El Nur said that the movement’s forces have managed to foil the government’s plan to control Jebel Marra by confronting the attack of the government forces and its militias in areas of east and south of Jebel Marra.

He said that the government has repeated its annual attempts to attack the movement’s sites to control Jebel Marra.

He pointed out that the movement’s forces have confronted them east and south Jebel Marra defeated them and forced them to retreat, and stressed the movement’s full readiness to confront the government’s hired militias and defeat them if they return to attack again.

Unamid

Last month the head of Unamid, Jeremiah Mamabolo, briefed the UN Security Council (UNSC) on the current situation in Darfur.

“The general security situation in Darfur remains calm, except for sporadic clashes between the Sudan Liberation Army of Mr.
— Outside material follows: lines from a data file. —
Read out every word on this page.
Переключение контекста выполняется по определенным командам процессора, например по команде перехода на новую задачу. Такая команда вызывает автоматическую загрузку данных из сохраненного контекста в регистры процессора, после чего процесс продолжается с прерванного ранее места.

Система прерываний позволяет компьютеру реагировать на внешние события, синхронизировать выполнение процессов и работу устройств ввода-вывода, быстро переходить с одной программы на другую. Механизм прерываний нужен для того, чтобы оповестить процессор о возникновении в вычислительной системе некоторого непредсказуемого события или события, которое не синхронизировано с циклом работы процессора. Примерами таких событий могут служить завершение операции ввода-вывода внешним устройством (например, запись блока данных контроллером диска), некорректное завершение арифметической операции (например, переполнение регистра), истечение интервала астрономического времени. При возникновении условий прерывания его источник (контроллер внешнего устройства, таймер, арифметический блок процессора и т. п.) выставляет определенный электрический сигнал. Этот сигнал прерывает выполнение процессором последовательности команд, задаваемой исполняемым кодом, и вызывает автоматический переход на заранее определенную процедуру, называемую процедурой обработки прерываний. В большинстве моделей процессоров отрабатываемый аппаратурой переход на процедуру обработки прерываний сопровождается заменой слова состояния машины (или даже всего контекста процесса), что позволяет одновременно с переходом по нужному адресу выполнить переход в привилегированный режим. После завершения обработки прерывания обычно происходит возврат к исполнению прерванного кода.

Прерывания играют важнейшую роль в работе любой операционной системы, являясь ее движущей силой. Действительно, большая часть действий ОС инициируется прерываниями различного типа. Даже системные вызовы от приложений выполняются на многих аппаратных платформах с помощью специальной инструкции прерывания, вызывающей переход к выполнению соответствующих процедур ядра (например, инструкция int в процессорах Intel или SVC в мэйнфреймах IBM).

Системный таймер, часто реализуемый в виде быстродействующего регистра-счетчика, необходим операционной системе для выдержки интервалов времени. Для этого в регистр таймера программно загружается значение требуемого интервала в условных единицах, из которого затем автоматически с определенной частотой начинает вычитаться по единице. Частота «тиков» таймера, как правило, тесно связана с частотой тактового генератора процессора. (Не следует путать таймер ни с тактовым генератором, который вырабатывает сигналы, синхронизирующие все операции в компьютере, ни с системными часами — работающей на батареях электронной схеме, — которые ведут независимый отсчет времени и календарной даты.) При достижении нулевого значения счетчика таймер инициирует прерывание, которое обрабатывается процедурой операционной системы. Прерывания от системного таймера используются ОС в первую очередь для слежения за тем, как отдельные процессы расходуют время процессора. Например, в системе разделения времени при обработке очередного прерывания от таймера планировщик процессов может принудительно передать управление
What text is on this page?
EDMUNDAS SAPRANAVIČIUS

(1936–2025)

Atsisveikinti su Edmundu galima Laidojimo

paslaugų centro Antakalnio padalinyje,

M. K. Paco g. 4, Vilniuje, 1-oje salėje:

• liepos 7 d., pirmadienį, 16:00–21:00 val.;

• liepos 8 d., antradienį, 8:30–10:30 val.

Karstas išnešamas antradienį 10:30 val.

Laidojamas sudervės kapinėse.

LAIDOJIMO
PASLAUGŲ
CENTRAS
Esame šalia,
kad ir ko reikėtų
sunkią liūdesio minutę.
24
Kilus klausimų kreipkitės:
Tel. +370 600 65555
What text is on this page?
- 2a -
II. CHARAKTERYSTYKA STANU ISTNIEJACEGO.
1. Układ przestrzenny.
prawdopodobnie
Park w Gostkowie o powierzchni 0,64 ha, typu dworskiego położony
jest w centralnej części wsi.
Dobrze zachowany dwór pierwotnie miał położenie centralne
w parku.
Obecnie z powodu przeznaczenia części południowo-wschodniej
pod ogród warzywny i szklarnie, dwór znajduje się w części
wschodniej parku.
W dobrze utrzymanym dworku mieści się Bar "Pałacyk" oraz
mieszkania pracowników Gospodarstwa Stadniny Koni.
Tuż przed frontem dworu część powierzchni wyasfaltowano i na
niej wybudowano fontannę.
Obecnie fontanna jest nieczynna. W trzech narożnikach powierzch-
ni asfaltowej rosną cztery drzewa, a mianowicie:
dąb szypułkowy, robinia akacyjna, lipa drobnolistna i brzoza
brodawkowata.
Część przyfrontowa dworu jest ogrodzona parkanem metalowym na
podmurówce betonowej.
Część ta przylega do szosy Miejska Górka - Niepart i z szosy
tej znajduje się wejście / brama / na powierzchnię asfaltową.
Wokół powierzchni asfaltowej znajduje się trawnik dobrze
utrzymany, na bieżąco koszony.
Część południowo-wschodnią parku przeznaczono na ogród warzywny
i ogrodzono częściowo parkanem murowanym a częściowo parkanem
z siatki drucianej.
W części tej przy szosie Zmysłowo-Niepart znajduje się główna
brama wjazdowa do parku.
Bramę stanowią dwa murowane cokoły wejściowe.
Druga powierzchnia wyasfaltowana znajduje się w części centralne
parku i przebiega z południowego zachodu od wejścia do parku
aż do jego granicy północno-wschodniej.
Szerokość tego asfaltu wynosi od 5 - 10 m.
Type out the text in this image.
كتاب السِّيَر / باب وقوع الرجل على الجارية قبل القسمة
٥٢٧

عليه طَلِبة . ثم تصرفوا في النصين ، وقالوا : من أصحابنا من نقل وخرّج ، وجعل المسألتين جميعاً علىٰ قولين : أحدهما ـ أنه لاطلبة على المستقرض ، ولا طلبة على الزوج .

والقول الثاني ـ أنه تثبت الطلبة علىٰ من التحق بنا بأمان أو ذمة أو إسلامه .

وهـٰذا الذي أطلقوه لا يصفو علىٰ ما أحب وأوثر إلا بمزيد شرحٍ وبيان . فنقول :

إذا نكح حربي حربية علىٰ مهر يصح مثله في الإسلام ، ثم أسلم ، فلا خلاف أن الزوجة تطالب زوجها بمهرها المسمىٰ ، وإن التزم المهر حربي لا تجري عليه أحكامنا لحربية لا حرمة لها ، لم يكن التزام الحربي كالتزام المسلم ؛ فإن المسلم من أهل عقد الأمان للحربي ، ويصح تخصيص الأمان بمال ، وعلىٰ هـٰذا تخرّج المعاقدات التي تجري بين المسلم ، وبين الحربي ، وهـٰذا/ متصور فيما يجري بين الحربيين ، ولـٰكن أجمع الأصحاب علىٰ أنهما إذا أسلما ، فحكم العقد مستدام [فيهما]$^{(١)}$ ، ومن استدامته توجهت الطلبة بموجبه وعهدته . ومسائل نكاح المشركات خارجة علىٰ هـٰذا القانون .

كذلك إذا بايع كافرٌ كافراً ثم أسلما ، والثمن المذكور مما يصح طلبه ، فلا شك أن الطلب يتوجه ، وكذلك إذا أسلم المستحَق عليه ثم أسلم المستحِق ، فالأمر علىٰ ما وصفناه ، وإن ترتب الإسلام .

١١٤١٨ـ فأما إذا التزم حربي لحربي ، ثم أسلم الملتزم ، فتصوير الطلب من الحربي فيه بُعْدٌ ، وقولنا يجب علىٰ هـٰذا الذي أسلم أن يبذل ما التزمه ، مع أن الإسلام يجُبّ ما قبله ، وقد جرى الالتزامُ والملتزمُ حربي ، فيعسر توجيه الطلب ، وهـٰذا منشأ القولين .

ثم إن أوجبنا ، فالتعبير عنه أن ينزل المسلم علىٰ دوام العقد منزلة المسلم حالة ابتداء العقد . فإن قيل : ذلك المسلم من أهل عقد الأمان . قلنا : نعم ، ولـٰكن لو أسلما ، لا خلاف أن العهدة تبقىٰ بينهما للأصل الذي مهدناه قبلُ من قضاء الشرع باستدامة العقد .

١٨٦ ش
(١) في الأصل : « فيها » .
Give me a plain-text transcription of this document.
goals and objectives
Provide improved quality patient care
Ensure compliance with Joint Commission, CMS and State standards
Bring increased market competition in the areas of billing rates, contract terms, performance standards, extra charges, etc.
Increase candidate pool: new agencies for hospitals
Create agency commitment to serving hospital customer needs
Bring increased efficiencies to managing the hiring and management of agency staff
Abdul Wahid [Abdelwahid El Nur], government forces and nomads in Jebel Marra,” Mamabolo stated. “It is imperative that concerted efforts be exerted towards mobilisation of financial resources to consolidate and sustain the prevailing peace and stability in the region,” he said.

However Mamabolo’s version is contradicted by Jehanne Henry, team leader of the Human Rights Watch Africa Division, who  said in a comment on that “there’s a real risk the dire protection needs of civilians will be ignored or forgotten” – with “such a gloss-over assessment from peacekeepers”.

Henry mentioned the recent torching of a number of villages by “the notoriously abusive Rapid Support Forces” (RSF), Sudan’s main militia, the “killing at least 23 civilians and displacement of about 15,000 people into the mountains”.